I would hope the meta of sphere-centric politics natural degredation comes to a bit of a crux in the road. You have some traditional relationships that transcend the existance of sphere-treaty obligations. I can think of a few that have existed that have yet to be truly challenged in a way that is meaningful, as ordinarily chaining is not a factor or spheres have a superiority clause. But as time goes and relationships are built, you do develop lasting partnerships. They are reflected on paper in one fashion or another. The crux of the issue is how people want to play the game.
Spheres, and spheres specifically with very limited or exclusive treaties which align with that particular sphere offer safety. Safety, in this case obviously, is both in intelligence and tiering if someone's bothered to put the appropriate level of planning into the sphere. This mitigates risk or at least attempts to. Whether we like it or not, when groups of players assemble the environment is a veritable sieve save for some rather exceptional circumstances.

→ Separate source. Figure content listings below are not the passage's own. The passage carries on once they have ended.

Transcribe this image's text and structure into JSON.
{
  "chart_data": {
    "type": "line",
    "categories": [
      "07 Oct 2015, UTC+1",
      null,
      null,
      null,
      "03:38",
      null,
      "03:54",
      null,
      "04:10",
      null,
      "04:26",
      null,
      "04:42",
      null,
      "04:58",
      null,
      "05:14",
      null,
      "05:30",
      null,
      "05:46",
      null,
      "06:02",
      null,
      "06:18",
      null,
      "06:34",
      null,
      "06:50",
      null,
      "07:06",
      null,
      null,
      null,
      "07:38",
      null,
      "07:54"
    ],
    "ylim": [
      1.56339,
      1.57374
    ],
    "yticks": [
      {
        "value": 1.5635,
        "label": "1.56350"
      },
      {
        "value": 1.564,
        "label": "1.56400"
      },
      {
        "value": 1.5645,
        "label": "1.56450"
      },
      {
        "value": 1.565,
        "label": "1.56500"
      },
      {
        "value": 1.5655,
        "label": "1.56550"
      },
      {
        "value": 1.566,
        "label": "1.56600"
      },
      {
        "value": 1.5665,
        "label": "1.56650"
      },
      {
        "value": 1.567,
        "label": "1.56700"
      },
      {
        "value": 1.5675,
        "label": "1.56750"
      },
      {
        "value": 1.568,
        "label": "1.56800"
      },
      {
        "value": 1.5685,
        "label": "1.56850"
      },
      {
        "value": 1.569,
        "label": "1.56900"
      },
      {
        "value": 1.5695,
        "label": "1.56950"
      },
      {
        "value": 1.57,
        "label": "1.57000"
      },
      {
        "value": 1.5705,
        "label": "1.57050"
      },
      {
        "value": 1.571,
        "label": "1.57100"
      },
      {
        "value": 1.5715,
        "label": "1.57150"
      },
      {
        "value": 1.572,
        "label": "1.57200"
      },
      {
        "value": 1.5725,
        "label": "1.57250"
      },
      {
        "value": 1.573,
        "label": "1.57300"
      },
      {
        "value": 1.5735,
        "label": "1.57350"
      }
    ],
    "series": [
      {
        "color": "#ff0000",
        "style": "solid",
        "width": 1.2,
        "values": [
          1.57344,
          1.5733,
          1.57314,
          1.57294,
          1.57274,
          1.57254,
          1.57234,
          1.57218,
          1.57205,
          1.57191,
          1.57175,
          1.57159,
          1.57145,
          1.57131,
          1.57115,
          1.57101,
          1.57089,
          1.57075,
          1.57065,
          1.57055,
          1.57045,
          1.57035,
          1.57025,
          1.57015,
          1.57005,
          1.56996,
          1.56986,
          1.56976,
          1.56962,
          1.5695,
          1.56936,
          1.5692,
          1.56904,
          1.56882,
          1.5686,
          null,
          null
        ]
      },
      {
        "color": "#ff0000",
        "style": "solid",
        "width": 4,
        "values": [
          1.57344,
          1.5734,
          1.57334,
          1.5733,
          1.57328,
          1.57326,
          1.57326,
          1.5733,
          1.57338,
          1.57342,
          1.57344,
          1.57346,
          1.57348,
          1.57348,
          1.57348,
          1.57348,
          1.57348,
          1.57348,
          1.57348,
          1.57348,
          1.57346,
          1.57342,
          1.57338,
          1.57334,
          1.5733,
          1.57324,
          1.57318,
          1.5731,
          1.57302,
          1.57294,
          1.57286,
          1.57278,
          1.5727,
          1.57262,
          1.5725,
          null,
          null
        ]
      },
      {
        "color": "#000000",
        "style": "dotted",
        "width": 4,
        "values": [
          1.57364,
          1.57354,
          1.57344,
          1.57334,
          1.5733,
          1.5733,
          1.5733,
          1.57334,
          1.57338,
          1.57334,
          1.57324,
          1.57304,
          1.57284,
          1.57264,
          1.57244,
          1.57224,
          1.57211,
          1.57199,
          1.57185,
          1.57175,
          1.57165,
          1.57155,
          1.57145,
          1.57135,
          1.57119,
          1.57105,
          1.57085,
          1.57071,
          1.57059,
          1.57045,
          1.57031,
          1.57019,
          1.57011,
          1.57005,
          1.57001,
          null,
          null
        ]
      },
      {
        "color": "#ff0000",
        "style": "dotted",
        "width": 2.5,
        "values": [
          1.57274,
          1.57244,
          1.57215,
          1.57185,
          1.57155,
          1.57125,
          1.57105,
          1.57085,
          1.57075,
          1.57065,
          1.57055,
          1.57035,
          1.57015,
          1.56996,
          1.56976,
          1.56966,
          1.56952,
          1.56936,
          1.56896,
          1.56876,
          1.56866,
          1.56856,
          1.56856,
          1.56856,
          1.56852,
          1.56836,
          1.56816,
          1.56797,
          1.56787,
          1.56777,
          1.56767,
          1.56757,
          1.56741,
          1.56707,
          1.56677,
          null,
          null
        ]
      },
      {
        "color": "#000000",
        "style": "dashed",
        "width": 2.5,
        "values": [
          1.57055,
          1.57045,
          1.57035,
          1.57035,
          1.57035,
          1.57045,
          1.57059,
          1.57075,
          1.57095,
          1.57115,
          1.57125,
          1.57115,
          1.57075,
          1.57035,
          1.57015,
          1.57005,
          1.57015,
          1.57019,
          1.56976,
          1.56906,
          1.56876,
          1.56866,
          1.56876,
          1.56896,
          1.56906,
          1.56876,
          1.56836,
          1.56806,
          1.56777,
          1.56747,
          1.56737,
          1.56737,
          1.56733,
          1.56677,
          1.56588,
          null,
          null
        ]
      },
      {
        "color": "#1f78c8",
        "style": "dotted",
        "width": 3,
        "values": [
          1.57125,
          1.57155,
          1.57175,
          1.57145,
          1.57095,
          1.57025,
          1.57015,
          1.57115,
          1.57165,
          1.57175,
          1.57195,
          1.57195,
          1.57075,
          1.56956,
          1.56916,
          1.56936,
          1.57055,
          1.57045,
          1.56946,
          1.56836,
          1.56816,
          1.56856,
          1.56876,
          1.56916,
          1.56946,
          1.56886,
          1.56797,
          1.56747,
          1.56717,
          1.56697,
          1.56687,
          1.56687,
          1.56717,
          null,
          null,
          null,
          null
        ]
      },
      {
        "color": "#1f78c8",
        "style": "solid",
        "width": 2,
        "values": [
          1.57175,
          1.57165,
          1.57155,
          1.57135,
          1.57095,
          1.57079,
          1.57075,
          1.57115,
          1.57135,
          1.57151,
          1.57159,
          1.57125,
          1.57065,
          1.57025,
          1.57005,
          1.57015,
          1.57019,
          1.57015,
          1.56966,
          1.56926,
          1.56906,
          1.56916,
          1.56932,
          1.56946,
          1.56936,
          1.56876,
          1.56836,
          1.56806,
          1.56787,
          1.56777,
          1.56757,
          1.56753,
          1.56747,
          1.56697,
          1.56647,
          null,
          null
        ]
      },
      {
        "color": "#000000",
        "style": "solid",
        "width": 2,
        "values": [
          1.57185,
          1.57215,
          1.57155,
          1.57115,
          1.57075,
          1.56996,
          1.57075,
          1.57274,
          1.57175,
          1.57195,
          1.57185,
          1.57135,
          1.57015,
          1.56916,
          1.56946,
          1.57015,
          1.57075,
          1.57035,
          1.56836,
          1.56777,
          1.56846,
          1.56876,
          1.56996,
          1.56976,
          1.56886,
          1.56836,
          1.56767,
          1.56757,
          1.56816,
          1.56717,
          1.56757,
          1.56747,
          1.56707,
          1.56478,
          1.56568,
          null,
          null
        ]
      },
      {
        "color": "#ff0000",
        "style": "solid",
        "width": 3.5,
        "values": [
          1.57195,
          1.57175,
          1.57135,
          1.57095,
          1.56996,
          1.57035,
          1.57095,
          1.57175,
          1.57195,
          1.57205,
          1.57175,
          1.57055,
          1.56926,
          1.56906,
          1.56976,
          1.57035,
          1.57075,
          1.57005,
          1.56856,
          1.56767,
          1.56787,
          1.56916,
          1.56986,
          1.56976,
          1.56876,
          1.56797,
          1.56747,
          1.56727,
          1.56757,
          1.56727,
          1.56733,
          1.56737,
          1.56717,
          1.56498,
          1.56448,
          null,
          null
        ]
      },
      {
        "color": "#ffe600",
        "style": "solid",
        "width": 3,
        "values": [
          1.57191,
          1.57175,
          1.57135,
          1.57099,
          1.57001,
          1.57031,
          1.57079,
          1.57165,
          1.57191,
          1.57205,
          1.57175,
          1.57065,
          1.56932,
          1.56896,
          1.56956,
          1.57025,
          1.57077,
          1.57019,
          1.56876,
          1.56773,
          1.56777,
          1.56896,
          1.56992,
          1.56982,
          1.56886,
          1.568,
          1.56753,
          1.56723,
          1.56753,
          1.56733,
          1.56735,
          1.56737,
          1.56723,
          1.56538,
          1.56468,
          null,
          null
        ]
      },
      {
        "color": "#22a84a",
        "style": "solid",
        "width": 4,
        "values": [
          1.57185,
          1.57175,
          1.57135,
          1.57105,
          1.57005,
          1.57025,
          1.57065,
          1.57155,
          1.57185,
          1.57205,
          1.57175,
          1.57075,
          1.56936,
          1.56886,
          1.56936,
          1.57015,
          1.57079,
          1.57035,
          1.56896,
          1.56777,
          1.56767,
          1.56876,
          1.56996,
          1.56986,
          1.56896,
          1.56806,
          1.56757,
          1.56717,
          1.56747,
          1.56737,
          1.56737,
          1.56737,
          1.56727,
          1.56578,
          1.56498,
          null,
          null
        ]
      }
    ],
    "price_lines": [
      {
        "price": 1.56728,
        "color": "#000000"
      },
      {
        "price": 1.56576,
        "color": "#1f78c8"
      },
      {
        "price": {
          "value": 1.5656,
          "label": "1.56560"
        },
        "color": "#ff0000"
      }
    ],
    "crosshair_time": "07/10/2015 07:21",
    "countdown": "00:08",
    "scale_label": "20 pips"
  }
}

Treaty partners within these spaces who have external connections run the risk of being treated as a lesser partner or junior partner for simple sake of being some kind of risk. Now, whether that's right or wrong is neither here nor there but I do feel that particularly informs the current political meta. This forces a status quo of these entities getting blinders put on them and then the power dynamic is an uneven one. For smaller alliances, or alliances that are less politically known/powerful, this can be a rather unfortunate limiter as it demands them to put their own personal politics aside and play by their bloc's rules/politics.
In my humble opinion, this robs the average alliance of exercising its sovereignty. To boot, the entire meta robs alliances of their general sense of sovereignty, so much so these powerbrokers in the Spheres are at a place of actively disregarding the sovereignty of their treaty partners. We see a rather recent and brilliant example of this with people being signed on to an NAP extension en mass without their permission. As time goes, this is just going to get more and more common of an occurrence, as these alliances that did this are actively getting away with it. There is set precedence for violating bloc-treaty and sphere member's sovereignty with impunity.
Just expect it to happen more as time goes. I, personally, just hope those of whom do have their sovereignty disregarded make moves to hold their treaty partners accountable, otherwise we've moved into a rather dangerous age of the sphere meta.